🤖 AI Summary
This study investigates the finite-sample convergence and distributional approximation of asynchronous Q-learning in high-dimensional settings. Under the assumption that the state-action-next-state sequence forms a uniformly geometrically ergodic Markov chain, the authors establish—using polynomial step sizes and Polyak–Ruppert averaging—the first convergence rate of order \(n^{-1/6} \log^4(nSA)\) over high-dimensional hyperrectangles. They further prove a high-dimensional central limit theorem for the averaged iterates, providing explicit Gaussian approximation error bounds, and derive higher-order moment upper bounds for the final iterate.

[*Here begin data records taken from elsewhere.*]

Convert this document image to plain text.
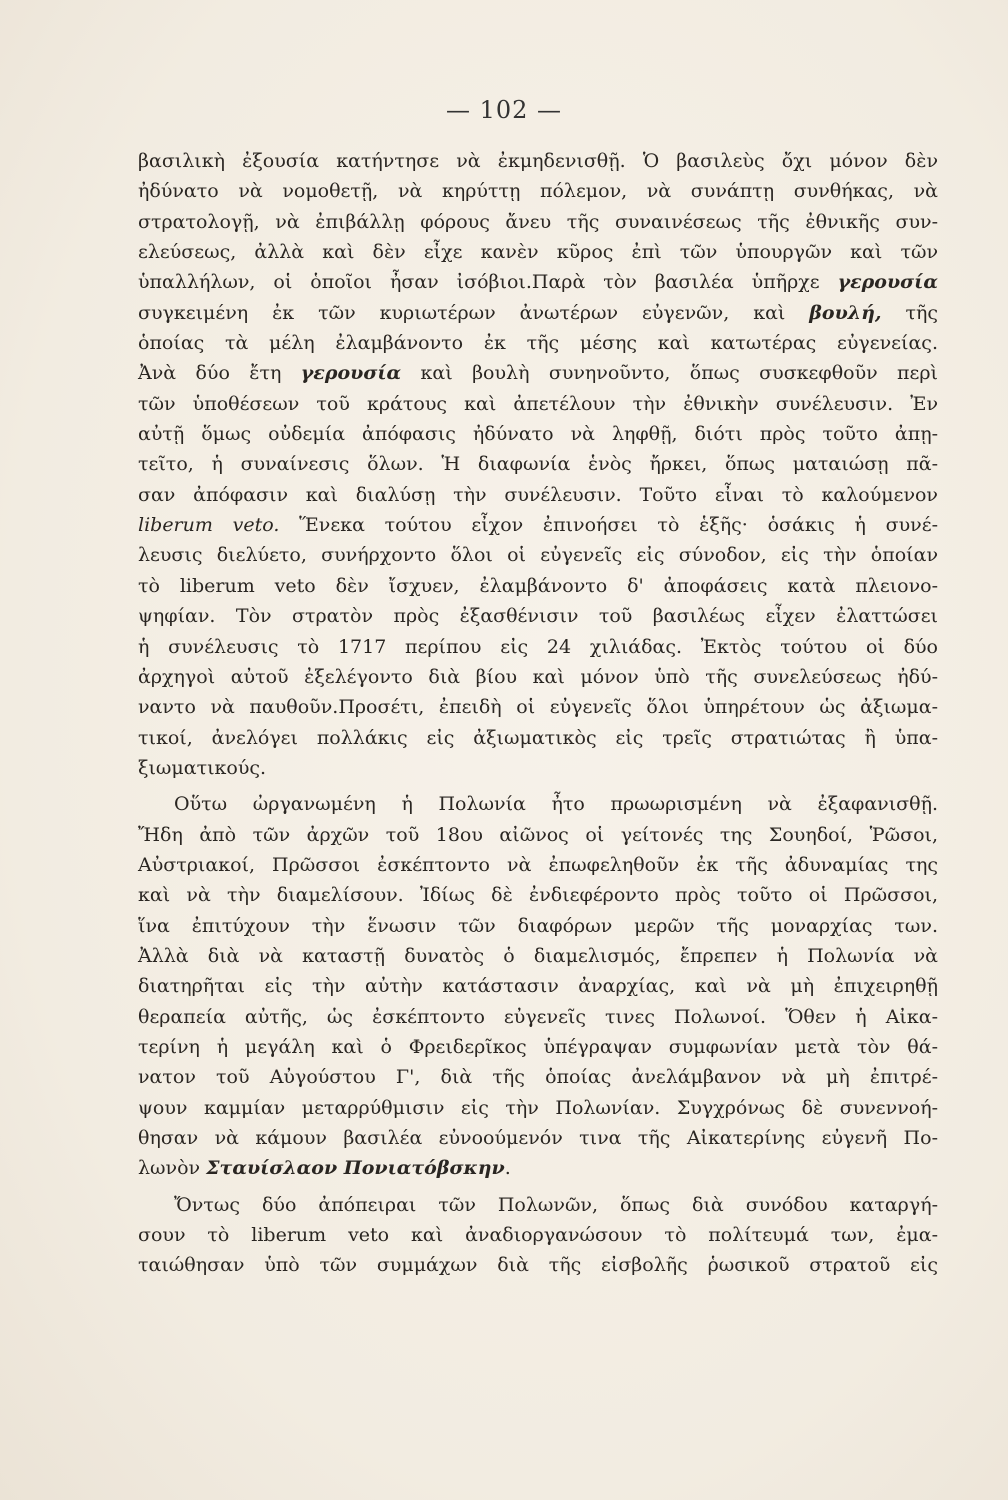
— 102 —
βασιλικὴ ἐξουσία κατήντησε νὰ ἐκμηδενισθῇ. Ὁ βασιλεὺς ὄχι μόνον δὲν
ἠδύνατο νὰ νομοθετῇ, νὰ κηρύττῃ πόλεμον, νὰ συνάπτῃ συνθήκας, νὰ
στρατολογῇ, νὰ ἐπιβάλλῃ φόρους ἄνευ τῆς συναινέσεως τῆς ἐθνικῆς συν-
ελεύσεως, ἀλλὰ καὶ δὲν εἶχε κανὲν κῦρος ἐπὶ τῶν ὑπουργῶν καὶ τῶν
ὑπαλλήλων, οἱ ὁποῖοι ἦσαν ἰσόβιοι.Παρὰ τὸν βασιλέα ὑπῆρχε γερουσία
συγκειμένη ἐκ τῶν κυριωτέρων ἀνωτέρων εὐγενῶν, καὶ βουλή, τῆς
ὁποίας τὰ μέλη ἐλαμβάνοντο ἐκ τῆς μέσης καὶ κατωτέρας εὐγενείας.
Ἀνὰ δύο ἔτη γερουσία καὶ βουλὴ συνηνοῦντο, ὅπως συσκεφθοῦν περὶ
τῶν ὑποθέσεων τοῦ κράτους καὶ ἀπετέλουν τὴν ἐθνικὴν συνέλευσιν. Ἐν
αὐτῇ ὅμως οὐδεμία ἀπόφασις ἠδύνατο νὰ ληφθῇ, διότι πρὸς τοῦτο ἀπῃ-
τεῖτο, ἡ συναίνεσις ὅλων. Ἡ διαφωνία ἑνὸς ἤρκει, ὅπως ματαιώσῃ πᾶ-
σαν ἀπόφασιν καὶ διαλύσῃ τὴν συνέλευσιν. Τοῦτο εἶναι τὸ καλούμενον
liberum veto. Ἕνεκα τούτου εἶχον ἐπινοήσει τὸ ἑξῆς· ὁσάκις ἡ συνέ-
λευσις διελύετο, συνήρχοντο ὅλοι οἱ εὐγενεῖς εἰς σύνοδον, εἰς τὴν ὁποίαν
τὸ liberum veto δὲν ἴσχυεν, ἐλαμβάνοντο δ' ἀποφάσεις κατὰ πλειονο-
ψηφίαν. Τὸν στρατὸν πρὸς ἐξασθένισιν τοῦ βασιλέως εἶχεν ἐλαττώσει
ἡ συνέλευσις τὸ 1717 περίπου εἰς 24 χιλιάδας. Ἐκτὸς τούτου οἱ δύο
ἀρχηγοὶ αὐτοῦ ἐξελέγοντο διὰ βίου καὶ μόνον ὑπὸ τῆς συνελεύσεως ἠδύ-
ναντο νὰ παυθοῦν.Προσέτι, ἐπειδὴ οἱ εὐγενεῖς ὅλοι ὑπηρέτουν ὡς ἀξιωμα-
τικοί, ἀνελόγει πολλάκις εἰς ἀξιωματικὸς εἰς τρεῖς στρατιώτας ἢ ὑπα-
ξιωματικούς.
Οὕτω ὠργανωμένη ἡ Πολωνία ἦτο πρωωρισμένη νὰ ἐξαφανισθῇ.
Ἤδη ἀπὸ τῶν ἀρχῶν τοῦ 18ου αἰῶνος οἱ γείτονές της Σουηδοί, Ῥῶσοι,
Αὐστριακοί, Πρῶσσοι ἐσκέπτοντο νὰ ἐπωφεληθοῦν ἐκ τῆς ἀδυναμίας της
καὶ νὰ τὴν διαμελίσουν. Ἰδίως δὲ ἐνδιεφέροντο πρὸς τοῦτο οἱ Πρῶσσοι,
ἵνα ἐπιτύχουν τὴν ἕνωσιν τῶν διαφόρων μερῶν τῆς μοναρχίας των.
Ἀλλὰ διὰ νὰ καταστῇ δυνατὸς ὁ διαμελισμός, ἔπρεπεν ἡ Πολωνία νὰ
διατηρῆται εἰς τὴν αὐτὴν κατάστασιν ἀναρχίας, καὶ νὰ μὴ ἐπιχειρηθῇ
θεραπεία αὐτῆς, ὡς ἐσκέπτοντο εὐγενεῖς τινες Πολωνοί. Ὅθεν ἡ Αἰκα-
τερίνη ἡ μεγάλη καὶ ὁ Φρειδερῖκος ὑπέγραψαν συμφωνίαν μετὰ τὸν θά-
νατον τοῦ Αὐγούστου Γ', διὰ τῆς ὁποίας ἀνελάμβανον νὰ μὴ ἐπιτρέ-
ψουν καμμίαν μεταρρύθμισιν εἰς τὴν Πολωνίαν. Συγχρόνως δὲ συνεννοή-
θησαν νὰ κάμουν βασιλέα εὐνοούμενόν τινα τῆς Αἰκατερίνης εὐγενῆ Πο-
λωνὸν Σταυίσλαον Πονιατόβσκην.
Ὄντως δύο ἀπόπειραι τῶν Πολωνῶν, ὅπως διὰ συνόδου καταργή-
σουν τὸ liberum veto καὶ ἀναδιοργανώσουν τὸ πολίτευμά των, ἐμα-
ταιώθησαν ὑπὸ τῶν συμμάχων διὰ τῆς εἰσβολῆς ῥωσικοῦ στρατοῦ εἰς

By integrating Markov chain ergodic theory, high-dimensional probabilistic limit theorems, and martingale difference analysis, this work lays a rigorous theoretical foundation for statistical inference in asynchronous reinforcement learning.
📝 Abstract
In this paper, we derive rates of convergence in the high-dimensional central limit theorem for Polyak-Ruppert averaged iterates generated by the asynchronous Q-learning algorithm with a polynomial stepsize $k^{-ω},\, ω\in (1/2, 1]$. Assuming that the sequence of state-action-next-state triples $(s_k, a_k, s_{k+1})_{k \geq 0}$ forms a uniformly geometrically ergodic Markov chain, we establish a rate of order up to $n^{-1/6} \log^{4} (nS A)$ over the class of hyper-rectangles, where $n$ is the number of samples used by the algorithm and $S$ and $A$ denote the numbers of states and actions, respectively. To obtain this result, we prove a high-dimensional central limit theorem for sums of martingale differences, which may be of independent interest. Finally, we present bounds for high-order moments for the algorithm's last iterate.